Can your family members explain what you do for a living? My father underwent open heart surgery last week. I have a per diem job that I have worked for the past six years treating this patient population in the ICU/critical care units, and yet the following arguments actually happened:
While trying to instruct my father on how to correctly progress the use of his incentive spirometer, he did not trust that I knew what I was talking about. He finally understood how to inhale slowly, but had not yet started paying attention to the numerical value…
Me: “Dad, try to get the blue disc above 500”
My father: “I only have to keep the ball between the arrows.”
Me: “Now that you can do that, you have to try to breath deeper, and you can see that by the numbers on the left.”
My father: “No I don’t, they didn’t tell me that, and it hurts.”
Me: “I know, but it’ll help you recover – you have to breath deeper, through the pain.”
My father: “You don’t know that. You don’t know about this stage of my recovery!”
Me: “I literally do this professionally. I am paid to know about this stage of your recovery.”
My father: “This is what you do? Really??”
(He then was able to inhale to 1000 repeatedly)
The next day, I was going to walk with my father down the hallway, and told him that he didn’t need to use the walker. He wasn’t having it…
My father: “How do you know I don’t need the walker?”
Me: “You paid a lot of money for my education to know just that. You don’t use it to walk to the bathroom, and the natural arm swing will help. I promise you’ll be fine, and you can hold my hand if you feel unsteady.”
Side note – I paid for my graduate level of work, but the humor and effect of this statement drove it home to my father.
PS – my father agreed to walk the first 50’ with the walker, and then I took it away and he did just fine.
Despite the great progress my father had, he was continuing to desaturate on room air.

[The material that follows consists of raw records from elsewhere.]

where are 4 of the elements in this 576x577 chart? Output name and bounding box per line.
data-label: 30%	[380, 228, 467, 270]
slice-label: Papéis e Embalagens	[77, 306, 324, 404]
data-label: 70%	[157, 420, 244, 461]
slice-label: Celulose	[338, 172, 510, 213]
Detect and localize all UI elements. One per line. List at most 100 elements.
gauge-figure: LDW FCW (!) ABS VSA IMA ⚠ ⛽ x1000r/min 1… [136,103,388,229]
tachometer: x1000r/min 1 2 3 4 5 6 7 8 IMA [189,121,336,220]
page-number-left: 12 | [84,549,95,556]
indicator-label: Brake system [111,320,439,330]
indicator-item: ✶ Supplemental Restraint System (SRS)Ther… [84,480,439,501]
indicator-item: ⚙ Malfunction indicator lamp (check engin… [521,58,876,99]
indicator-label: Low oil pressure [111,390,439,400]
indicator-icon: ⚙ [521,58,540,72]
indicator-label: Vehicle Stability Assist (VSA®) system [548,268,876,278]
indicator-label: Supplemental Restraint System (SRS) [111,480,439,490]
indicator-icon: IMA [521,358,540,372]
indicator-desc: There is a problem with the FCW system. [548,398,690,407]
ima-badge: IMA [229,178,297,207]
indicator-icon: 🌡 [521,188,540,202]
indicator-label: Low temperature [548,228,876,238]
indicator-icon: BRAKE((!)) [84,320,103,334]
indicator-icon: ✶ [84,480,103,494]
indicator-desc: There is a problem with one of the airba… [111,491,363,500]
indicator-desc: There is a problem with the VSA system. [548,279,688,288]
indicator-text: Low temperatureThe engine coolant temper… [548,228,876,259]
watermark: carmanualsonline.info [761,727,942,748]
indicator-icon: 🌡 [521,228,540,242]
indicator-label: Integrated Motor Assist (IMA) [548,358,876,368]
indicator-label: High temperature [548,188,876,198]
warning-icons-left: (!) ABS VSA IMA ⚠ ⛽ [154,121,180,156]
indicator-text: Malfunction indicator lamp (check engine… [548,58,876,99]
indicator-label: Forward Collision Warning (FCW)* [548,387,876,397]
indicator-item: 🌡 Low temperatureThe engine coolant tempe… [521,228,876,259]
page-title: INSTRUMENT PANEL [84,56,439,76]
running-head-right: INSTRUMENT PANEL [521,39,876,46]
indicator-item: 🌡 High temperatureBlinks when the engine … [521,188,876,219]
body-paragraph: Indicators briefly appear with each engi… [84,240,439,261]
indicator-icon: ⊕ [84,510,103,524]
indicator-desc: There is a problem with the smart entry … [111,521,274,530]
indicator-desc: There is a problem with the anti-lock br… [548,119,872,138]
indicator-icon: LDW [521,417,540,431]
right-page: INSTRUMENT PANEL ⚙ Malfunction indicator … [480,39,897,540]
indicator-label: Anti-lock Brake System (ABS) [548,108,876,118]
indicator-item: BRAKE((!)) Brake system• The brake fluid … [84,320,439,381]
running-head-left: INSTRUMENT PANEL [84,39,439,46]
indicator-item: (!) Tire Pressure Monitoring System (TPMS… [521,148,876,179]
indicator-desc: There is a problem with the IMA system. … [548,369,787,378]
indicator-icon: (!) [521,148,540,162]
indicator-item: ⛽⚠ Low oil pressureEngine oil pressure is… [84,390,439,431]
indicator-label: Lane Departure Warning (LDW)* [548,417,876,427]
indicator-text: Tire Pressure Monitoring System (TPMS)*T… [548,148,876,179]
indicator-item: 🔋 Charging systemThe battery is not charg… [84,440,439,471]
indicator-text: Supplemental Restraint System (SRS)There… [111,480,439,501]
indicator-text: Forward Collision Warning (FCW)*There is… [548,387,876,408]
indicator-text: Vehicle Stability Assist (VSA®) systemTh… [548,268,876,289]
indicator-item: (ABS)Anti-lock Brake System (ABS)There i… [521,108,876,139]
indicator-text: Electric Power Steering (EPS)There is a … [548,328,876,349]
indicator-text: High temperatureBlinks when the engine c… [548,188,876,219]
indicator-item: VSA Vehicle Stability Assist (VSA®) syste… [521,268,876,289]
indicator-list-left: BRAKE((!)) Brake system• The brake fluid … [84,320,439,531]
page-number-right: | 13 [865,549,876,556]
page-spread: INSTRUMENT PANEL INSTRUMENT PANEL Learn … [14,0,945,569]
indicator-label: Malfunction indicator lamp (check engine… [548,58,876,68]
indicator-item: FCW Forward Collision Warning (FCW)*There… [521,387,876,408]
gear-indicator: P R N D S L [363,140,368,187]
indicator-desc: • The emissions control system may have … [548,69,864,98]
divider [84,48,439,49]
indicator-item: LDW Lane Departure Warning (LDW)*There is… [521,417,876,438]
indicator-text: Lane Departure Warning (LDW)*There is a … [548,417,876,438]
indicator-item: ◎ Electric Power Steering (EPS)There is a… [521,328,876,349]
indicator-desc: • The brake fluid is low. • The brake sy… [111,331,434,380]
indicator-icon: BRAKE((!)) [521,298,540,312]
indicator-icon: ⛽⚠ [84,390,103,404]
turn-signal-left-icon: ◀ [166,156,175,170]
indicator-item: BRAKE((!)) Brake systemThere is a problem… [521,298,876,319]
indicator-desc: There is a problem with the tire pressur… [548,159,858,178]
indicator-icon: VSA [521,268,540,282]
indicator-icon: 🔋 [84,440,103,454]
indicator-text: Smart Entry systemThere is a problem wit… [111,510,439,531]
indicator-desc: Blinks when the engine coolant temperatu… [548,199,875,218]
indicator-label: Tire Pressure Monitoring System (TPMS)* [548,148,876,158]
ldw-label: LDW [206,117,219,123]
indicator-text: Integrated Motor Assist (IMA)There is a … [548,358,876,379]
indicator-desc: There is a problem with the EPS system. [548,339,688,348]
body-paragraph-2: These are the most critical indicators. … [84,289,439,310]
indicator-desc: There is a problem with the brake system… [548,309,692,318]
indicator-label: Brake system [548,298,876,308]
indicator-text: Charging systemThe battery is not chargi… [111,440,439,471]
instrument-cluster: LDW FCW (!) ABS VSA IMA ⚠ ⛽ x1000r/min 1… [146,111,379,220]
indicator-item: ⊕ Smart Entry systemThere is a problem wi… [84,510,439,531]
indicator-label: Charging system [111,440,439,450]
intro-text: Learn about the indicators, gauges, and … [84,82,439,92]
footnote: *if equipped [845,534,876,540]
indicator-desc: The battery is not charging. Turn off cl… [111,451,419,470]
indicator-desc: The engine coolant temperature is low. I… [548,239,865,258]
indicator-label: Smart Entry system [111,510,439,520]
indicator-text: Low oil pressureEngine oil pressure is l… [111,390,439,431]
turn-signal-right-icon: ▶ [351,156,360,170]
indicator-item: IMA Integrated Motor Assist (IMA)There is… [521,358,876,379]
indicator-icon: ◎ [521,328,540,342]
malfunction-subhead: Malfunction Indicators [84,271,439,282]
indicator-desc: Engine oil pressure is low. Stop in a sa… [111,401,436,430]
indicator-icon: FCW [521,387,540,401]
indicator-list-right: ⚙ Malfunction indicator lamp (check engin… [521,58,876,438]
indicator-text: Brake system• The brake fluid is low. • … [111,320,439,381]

I monitored him while walking, tried to ween him down on the oxygen, and reported the results to the nurse (I was eager to have him discharge, so anything I could do to get him home faster!) And on the last day that my father was in the hospital, he said “I had no idea that as a physical therapist, you had to know about all of this. Why do PTs have to know about things like oxygen, and showering, and heart rate?”
I was both speechless and overwhelmed with where to start that answer all at once. My father did not know what physical therapists do. While I am an advocate for marketing our profession better, I haven’t even explained to my own family about what my degree entails, and all the avenues we can take. I have not even educated them about who I see and what I do with patients!
We should start marketing our profession to those close to us - if our friends and family do not know all of the ways physical therapy can help them, how can we get a clear message out to the community. I encourage you to ask your family members to explain what you do professionally, and what physical therapy is.